Il choisit donc un casting sexy, plus jeune que dans la première version du script. Vanessa Guide, Alison Wheeler, Margot Bancilhon et Philippine Stindel ont l'avantage d'être très jolies, drôles, et pas chères.

Cependant, comme on vous l'a promis, on a décidé de vous dire pourquoi ce film ne mérite guère qu'on s'y attarde. On peut toujours y voir du énième degré dans certains gags ou certaines séquences: l'ensemble laisse un arrière-goût désagréable pour les 5 raisons suivantes.

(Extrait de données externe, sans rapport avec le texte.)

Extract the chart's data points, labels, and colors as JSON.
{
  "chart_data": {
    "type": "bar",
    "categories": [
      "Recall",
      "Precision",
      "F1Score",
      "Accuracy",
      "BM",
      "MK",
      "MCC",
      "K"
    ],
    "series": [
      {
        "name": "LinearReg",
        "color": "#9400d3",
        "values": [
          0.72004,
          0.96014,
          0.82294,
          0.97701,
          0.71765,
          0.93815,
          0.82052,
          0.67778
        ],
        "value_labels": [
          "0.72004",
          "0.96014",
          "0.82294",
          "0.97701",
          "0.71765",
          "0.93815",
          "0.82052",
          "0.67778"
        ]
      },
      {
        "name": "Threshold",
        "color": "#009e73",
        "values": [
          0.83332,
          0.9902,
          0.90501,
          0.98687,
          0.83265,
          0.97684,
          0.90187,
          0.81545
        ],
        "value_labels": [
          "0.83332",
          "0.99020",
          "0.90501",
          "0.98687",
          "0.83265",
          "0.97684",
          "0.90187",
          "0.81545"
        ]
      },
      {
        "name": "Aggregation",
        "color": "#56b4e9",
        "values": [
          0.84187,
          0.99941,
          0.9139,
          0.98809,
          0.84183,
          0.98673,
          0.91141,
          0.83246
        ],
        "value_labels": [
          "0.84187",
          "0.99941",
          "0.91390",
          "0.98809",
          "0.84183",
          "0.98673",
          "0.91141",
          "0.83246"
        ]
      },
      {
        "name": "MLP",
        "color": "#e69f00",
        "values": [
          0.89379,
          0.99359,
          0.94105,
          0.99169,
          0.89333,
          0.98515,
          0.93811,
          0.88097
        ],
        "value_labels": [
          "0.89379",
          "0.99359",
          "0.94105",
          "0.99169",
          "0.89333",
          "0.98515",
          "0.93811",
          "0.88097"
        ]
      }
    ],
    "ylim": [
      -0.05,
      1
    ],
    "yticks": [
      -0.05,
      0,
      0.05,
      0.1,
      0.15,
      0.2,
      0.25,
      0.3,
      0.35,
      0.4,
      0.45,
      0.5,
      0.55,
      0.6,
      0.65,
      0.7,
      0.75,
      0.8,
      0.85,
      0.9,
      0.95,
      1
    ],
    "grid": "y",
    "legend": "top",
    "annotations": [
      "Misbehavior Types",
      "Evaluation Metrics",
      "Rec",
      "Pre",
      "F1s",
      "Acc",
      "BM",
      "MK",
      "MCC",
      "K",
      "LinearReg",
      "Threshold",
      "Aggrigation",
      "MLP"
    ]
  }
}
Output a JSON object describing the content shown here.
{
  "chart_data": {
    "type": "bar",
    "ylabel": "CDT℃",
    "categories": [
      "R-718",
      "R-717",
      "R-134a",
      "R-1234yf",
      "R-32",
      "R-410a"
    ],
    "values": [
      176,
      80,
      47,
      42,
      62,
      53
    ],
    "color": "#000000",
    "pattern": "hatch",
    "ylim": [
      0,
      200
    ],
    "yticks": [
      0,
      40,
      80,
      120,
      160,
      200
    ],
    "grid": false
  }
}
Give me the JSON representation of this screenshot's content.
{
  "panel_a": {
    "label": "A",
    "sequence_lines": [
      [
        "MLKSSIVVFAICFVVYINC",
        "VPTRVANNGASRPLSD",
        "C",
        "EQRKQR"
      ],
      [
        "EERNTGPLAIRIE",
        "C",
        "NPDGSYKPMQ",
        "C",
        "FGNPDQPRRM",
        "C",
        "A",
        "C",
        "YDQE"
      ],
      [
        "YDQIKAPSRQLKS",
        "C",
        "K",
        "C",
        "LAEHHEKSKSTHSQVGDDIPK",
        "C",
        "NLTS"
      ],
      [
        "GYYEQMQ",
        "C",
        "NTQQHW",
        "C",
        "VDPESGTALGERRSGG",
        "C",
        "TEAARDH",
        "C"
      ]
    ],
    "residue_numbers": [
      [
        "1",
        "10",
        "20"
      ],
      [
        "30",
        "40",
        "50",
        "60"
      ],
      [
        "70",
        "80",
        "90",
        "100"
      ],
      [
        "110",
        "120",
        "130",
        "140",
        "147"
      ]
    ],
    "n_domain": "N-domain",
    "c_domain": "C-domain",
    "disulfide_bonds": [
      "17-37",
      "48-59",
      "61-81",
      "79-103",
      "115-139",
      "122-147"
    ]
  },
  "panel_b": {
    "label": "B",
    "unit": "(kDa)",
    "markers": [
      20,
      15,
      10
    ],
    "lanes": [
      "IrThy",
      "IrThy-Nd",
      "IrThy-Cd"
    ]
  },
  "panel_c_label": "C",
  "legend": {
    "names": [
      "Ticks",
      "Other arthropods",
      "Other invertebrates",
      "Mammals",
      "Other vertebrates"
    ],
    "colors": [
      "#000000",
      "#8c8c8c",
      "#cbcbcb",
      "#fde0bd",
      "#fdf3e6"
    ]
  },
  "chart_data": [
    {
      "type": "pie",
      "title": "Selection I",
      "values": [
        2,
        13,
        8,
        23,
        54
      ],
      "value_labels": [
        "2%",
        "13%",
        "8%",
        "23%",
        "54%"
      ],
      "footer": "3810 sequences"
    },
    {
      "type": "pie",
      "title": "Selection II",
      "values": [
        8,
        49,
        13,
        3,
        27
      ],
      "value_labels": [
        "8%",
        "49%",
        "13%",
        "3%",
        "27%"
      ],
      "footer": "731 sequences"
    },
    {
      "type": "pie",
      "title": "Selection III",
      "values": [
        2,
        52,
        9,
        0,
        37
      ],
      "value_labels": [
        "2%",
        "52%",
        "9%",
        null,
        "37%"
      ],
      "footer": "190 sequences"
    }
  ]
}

1. Cette manie de mal jouer sur les clichés. Les Brésiliens aiment la chirurgie et l'Amérique du Sud est connue pour ses histoires de corruption. Le film ne va pas plus loin que ça et joue avec des stéréotypes datés en espérant que ça va rendre le scénario un peu plus crédible. Sauf qu'au final, on se dit que ça se passe certes au Brésil mais que l'histoire aurait pu être transposée n'importe où ailleurs, tant qu'il y a une plage, des jeunes gens beaux et riches et de la corruption !

2. Les personnes principaux sont des femmes mais c'est sexiste et misogyne. Le film explique que : 1) si tu te fais larguer, c'est forcément de ta faute (si tu es une femme) ; 2) pour être épanouie, il faut que tu baises et donc que tu sois baisée par un mec (le sexe lesbien n'étant apparemment pas une option) ; 3) les Françaises sont des cochonnes donc on peut tout faire avec elles, elles seront toujours partantes — même dans le cas d'un viol ; 4) si un mec te largue c'est sans doute parce que tu baisais mal ; 5) en cas de grossesse, ton corps est avant tout un réceptacle qui n'est plus tien mais appartient au père de l'enfant (surtout s'il est riche).

3. C'est souvent raciste. Oh ce racisme est légèrement et bien dissimulé. Mais nous n'avons pas manqué les multiples blagues raciales qui ne sont pas forcément drôles et les rares filles de couleur dans le film sont réduites à des rôles de pseudo militaires qui sont aussi des esclaves sexuelles.

4. La scène musicale est mal introduite, mal jouée et mal mise en scène. La bande de filles arrive dans une maison pleine de monde et leur hôte se lance dans un grand numéro de transformisme qui amène à une scène pro-partouze. Et comme si ça ne suffisait pas, le playback de la scène est absolument dégueulasse !

5. Il y a un mauvais traitement des corps. Les femmes sont nues pour signifier du désir sexuel, la nécessité de se reproduire ou d'arriver à la jouissance (du côté de l'homme) alors que les rares hommes nus le sont juste pour évoquer une forme d'état naturel, de retour à un mode de vie simple.